Selbstkritik
[‚Sentimentalität hat eigentlich immer was mit Faschismus zu tun‘ – sehr grob nach Heiner Müller]
Der Lyriker Andreas Paul (nach einem Konzert am 24. August 2025 in Dresden):
„Die Musik ist sentimental, … aber immerhin manchmal traurig.“
Andreas Paul
RENITENZ (für Daniela Klette)
Daniela war im Plenum abgenickt
Enthielt sich ihrer Stimme portugiesisch
Sie hätte doch schon immer rumgezickt
War dann der Tenor. Was sich trennt das zieht sich
Sie könne immer noch Depots auffrischen
So aus der zweiten Reihe sei ihr Kampfplatz
Man wird nicht jünger, und von vollen Tischen
Sich zu bedienen macht ein Nebensatz
Bocksbeinigkeit in äußerster Umrahmung
Sei ihr bescheinigt, das macht sie so schnell
Ein halbes Leben illegal mit Ahnung
Auf bessre Zeit, nicht individuell
Wenn sie die Früchte ihres Gartens schaut
Gerastert über schwedische Gardinen
Wird immer noch ein Stückchen Hoffnung laut
Die Jugend reibt sich ab an Tellerminen
Viel mehr sind die Depots jetzt leider nicht
Die warn mit so viel Aufwand angelegt
Soviel Genossen rückten da ins Licht
Jetzt sind die meisten mehr als angesägt
Sich nicht beirren lassend singt sie ihr
Vertrautes Liedgut ab für jede Stunde
Das hält sie widerspenstig im Revier
Man stellt sich ein für eine neue Runde
Noch ist die R.A.F. nicht liquidiert
Man kriegt den Haufen einfach nicht gekehrt
Schwer prophezeit sich was aus morgen wird
Die Ausgestiegnen sind sich selber wert
Und ein gerüttelt Maß an Renitenz
Sei weiter Vorbild aller Konsequenz.
Wie einmal Phoenix, Arizona, sich aus der Asche erheben wird, um neu aufzubauen, so trat die ostberliner Band „Britannia Theatre“ bereits 2018, nach 20 Jahren Pause, wieder auf den Plan.

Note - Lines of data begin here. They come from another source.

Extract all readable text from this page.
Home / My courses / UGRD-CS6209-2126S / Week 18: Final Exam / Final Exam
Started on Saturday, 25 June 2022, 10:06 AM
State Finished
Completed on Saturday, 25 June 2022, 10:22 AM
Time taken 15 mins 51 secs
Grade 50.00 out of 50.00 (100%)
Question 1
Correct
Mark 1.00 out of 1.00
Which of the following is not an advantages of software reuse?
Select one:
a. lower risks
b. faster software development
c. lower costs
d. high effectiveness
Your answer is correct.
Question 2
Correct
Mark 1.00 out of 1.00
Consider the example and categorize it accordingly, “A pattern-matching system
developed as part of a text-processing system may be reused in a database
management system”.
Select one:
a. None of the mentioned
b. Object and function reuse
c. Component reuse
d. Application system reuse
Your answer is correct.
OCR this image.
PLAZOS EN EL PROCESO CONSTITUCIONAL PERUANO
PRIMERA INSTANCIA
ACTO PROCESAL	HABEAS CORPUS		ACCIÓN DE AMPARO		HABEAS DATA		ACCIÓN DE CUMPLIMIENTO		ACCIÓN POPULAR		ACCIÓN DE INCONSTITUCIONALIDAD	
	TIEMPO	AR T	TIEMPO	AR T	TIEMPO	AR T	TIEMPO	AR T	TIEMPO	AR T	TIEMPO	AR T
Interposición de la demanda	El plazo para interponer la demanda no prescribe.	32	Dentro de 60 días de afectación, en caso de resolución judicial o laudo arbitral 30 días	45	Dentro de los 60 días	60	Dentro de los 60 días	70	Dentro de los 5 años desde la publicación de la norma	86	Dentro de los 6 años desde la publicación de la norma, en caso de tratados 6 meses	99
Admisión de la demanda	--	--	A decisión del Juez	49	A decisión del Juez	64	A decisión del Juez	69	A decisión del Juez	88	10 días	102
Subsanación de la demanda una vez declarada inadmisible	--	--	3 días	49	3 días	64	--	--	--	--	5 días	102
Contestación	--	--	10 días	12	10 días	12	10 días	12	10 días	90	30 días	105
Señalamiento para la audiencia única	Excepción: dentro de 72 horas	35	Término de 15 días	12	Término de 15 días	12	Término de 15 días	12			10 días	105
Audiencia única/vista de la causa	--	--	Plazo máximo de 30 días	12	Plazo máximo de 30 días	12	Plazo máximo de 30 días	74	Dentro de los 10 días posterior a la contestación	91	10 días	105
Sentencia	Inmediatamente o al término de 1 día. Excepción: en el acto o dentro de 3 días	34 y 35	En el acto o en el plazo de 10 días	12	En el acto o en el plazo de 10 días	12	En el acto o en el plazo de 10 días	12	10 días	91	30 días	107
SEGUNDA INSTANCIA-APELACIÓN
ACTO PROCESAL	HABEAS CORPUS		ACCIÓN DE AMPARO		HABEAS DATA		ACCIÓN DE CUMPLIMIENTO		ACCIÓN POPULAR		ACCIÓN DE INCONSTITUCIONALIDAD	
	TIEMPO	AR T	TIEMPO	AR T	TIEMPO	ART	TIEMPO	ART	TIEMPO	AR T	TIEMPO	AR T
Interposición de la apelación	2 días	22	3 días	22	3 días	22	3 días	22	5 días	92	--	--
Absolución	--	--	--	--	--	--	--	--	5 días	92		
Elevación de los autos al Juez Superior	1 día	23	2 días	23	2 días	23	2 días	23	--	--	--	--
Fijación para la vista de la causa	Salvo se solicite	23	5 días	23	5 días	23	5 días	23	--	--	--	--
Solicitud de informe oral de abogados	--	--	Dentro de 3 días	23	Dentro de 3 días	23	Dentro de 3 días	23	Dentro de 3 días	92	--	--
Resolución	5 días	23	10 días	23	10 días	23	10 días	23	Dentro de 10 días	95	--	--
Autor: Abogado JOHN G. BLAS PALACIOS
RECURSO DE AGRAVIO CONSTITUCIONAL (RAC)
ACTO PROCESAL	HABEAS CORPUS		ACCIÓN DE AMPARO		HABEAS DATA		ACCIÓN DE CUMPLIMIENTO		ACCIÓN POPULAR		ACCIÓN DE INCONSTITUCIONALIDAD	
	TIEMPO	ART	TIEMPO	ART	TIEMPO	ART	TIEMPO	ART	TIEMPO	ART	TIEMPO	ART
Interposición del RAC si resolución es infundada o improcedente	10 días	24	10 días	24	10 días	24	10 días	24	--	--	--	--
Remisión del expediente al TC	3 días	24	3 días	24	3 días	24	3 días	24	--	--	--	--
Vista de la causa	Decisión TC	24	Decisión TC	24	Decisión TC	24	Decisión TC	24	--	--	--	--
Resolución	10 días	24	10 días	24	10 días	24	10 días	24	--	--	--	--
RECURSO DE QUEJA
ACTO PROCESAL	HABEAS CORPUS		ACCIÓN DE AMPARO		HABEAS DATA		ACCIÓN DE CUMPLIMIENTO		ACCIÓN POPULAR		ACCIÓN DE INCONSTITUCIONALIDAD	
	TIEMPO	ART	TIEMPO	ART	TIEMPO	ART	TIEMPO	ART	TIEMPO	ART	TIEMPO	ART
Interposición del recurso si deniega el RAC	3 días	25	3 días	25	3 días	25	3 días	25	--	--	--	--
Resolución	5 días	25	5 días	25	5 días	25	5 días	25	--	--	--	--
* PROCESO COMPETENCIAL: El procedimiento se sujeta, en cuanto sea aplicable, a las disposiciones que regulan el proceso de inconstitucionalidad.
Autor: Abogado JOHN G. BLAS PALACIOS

Gegründet 1992 in einem Kohlenkeller der Lottumstraße, spielten sie bis `98 über hundert Konzerte in sechs verschiedenen Ländern; rauchten ihre schiefsitzenden Anzüge auf, tranken Diesel und hauten in den Sack. Ihre drei vergriffenen Alben befinden sich in guten Händen, stehen neben Nachbarn wie Gallon Drunk oder Arcade Fire in wohlsortierten Regalen oder sind längst kaputtgegangen. Nach 30 Jahren und zwei Todesfällen – neben dem üblichen Herren-Gedeck immer noch mit Posaune, Cello, Akkordeon unterwegs –; knacken sie live die vermaledeite Nuß der Melancholie und hinterlassen nach Konzertende Lebensfreude.
Die Songs wirken wie „gegen Scheiben fliegende Rotkehlchen“1, „Therapiestunden für Selbstmörder“2, so „als ob die größte Pechsträhne aller Zeiten angefangen hätte …“3 – zu rufen.